The perfect shot to the middle of the green, sinking a long-range putt like Tiger Woods and if the stars align, a hole-in-one.
There is one other dream which seldom comes true and that's to have your own private course, which recently came true for Bridgewater-on-Loddon GC member Betty Higgs.
During recent lockdown restrictions golf courses across Victoria were off limits to players.
Golfers across the state were left scratching their heads as to how they would be able to continue playing, in whatever way possible.
The 92-year-old was determined to keep her game in-form so she continued to practice in the family's paddock in Arnold.
One day Betty's sons Bill and Max were watching their mum out having a hit and an idea sparked.
The brothers decided it was time to build their mum her very own course.
"Max turned up to the farm one Monday afternoon, he took off on one of the mowers and we just designed the course as we went along," Bill said.
After a couple of afternoons of hardwork and a team effort which included Bill's wife Debbie, the course officially named 'The Blue Wren' was born, a neat little nine-hole par-3 course with its very own signature hole.

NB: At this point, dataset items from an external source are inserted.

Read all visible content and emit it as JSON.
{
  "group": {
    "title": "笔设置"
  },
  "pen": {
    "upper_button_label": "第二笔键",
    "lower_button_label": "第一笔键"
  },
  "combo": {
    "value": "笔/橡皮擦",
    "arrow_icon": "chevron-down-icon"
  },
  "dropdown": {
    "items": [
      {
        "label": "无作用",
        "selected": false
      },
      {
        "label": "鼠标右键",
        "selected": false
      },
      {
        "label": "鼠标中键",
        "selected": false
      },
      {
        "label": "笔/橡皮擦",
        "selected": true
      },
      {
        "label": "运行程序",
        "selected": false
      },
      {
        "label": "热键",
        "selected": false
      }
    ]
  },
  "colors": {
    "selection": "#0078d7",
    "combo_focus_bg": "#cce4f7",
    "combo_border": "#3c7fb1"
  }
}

"I was over the moon when they made the course up for me," Betty said.
"I always used to go out and have a hit around the paddock, but now there are holes set up and everything."

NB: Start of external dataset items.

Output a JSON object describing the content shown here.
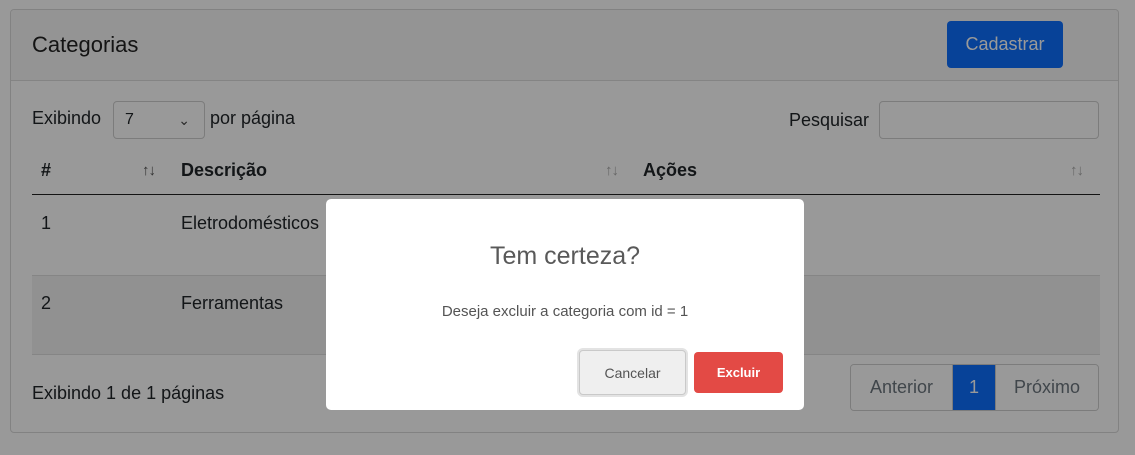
{
  "header": {
    "title": "Categorias",
    "create_button": "Cadastrar"
  },
  "controls": {
    "show_prefix": "Exibindo",
    "page_length": "7",
    "show_suffix": "por página",
    "search_label": "Pesquisar",
    "search_value": ""
  },
  "table": {
    "columns": [
      "#",
      "Descrição",
      "Ações"
    ],
    "rows": [
      {
        "id": "1",
        "description": "Eletrodomésticos"
      },
      {
        "id": "2",
        "description": "Ferramentas"
      }
    ]
  },
  "footer": {
    "info": "Exibindo 1 de 1 páginas",
    "prev": "Anterior",
    "current_page": "1",
    "next": "Próximo"
  },
  "modal": {
    "title": "Tem certeza?",
    "text": "Deseja excluir a categoria com id = 1",
    "cancel": "Cancelar",
    "confirm": "Excluir"
  },
  "colors": {
    "primary": "#0d6efd",
    "danger": "#e34a45",
    "overlay": "rgba(0,0,0,0.4)"
  },
  "icons": {
    "sort": "sort-arrows-icon",
    "select_chevron": "chevron-down-icon"
  }
}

The course features nine holes, which Betty plays everyday, sometimes alone and other times with her daughter Sonya.
Each hole has a small sand scrape green with a cup and flag stick.

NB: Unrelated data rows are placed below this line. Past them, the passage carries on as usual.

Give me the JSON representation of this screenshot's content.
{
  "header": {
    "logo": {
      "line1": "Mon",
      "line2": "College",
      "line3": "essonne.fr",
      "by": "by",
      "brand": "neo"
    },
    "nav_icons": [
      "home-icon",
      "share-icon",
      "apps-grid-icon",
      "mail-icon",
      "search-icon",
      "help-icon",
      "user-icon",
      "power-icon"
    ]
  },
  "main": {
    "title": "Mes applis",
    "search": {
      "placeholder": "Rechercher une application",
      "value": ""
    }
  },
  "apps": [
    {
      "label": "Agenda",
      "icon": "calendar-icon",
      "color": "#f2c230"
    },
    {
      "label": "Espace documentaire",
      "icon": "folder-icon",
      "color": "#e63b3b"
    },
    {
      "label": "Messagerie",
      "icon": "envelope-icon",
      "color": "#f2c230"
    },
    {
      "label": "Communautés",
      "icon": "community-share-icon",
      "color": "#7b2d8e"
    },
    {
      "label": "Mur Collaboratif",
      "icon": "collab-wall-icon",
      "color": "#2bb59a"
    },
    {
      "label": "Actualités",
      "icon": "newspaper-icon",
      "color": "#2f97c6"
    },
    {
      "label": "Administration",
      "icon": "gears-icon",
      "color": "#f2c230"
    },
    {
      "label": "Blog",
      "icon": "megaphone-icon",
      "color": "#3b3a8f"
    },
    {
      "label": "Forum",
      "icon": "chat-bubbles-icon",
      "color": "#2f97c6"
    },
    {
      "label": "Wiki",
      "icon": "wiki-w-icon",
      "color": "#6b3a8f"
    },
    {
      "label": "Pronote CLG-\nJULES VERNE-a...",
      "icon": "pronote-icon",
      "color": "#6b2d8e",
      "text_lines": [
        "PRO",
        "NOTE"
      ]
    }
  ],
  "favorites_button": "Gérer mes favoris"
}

The family also incorporated a small dam located on one of the paddocks into the course, with the end result a hole with a tricky tee shot over a fence and water in-play if you aren't careful.
"You need to hit the ball over the fence, which Sonya is able to do, but I haven't quite mastered it yet," Betty laughed.
One element of nature which always makes a golf course all the more better is a lovely backdrop and while at The Blue Wren you are gifted with a stunning open sky for as far as the eye can see.
The course might be on the family's property, but sharing is deep in Betty's nature and last weekend she invited a small group of ladies from her club to come play the course.
"The weather was perfect and all the ladies loved it, they were amazed by our course," Betty said.
Every Wednesday the ladies have their weekly competition at their club in Bridgewater, followed by a trip to the bakery for a hot cup of coffee and a piece of Australia's best vanilla slice.
The social aspect of golf is one of the reasons Betty has played since the mid-90s.
Betty recalls her days as a teacher at Bridgewater Primary School when she would see the ladies heading off to play golf.
"I remember thinking to myself that going out to play golf would be such a lovely thing to do, so after I retired one day I decided to go and have a hit and I very much enjoyed it," Betty said with a smile.
Now 25 years later her love for golf only gets stronger.
"Golf is a really self-motivating sport which you can either play by yourself or with a team," Betty said.
"It's a real personal challenge and I plan to play for as long as possible."
To celebrate her 90th birthday two years ago, Betty embarked on Australia's most renowned golfing experience, the 1,365km long Nullarbor Links.
The course stretches from Ceduna to Kalgoorlie and features one hole in each town along way, all-in-all creating the world's longest golf course.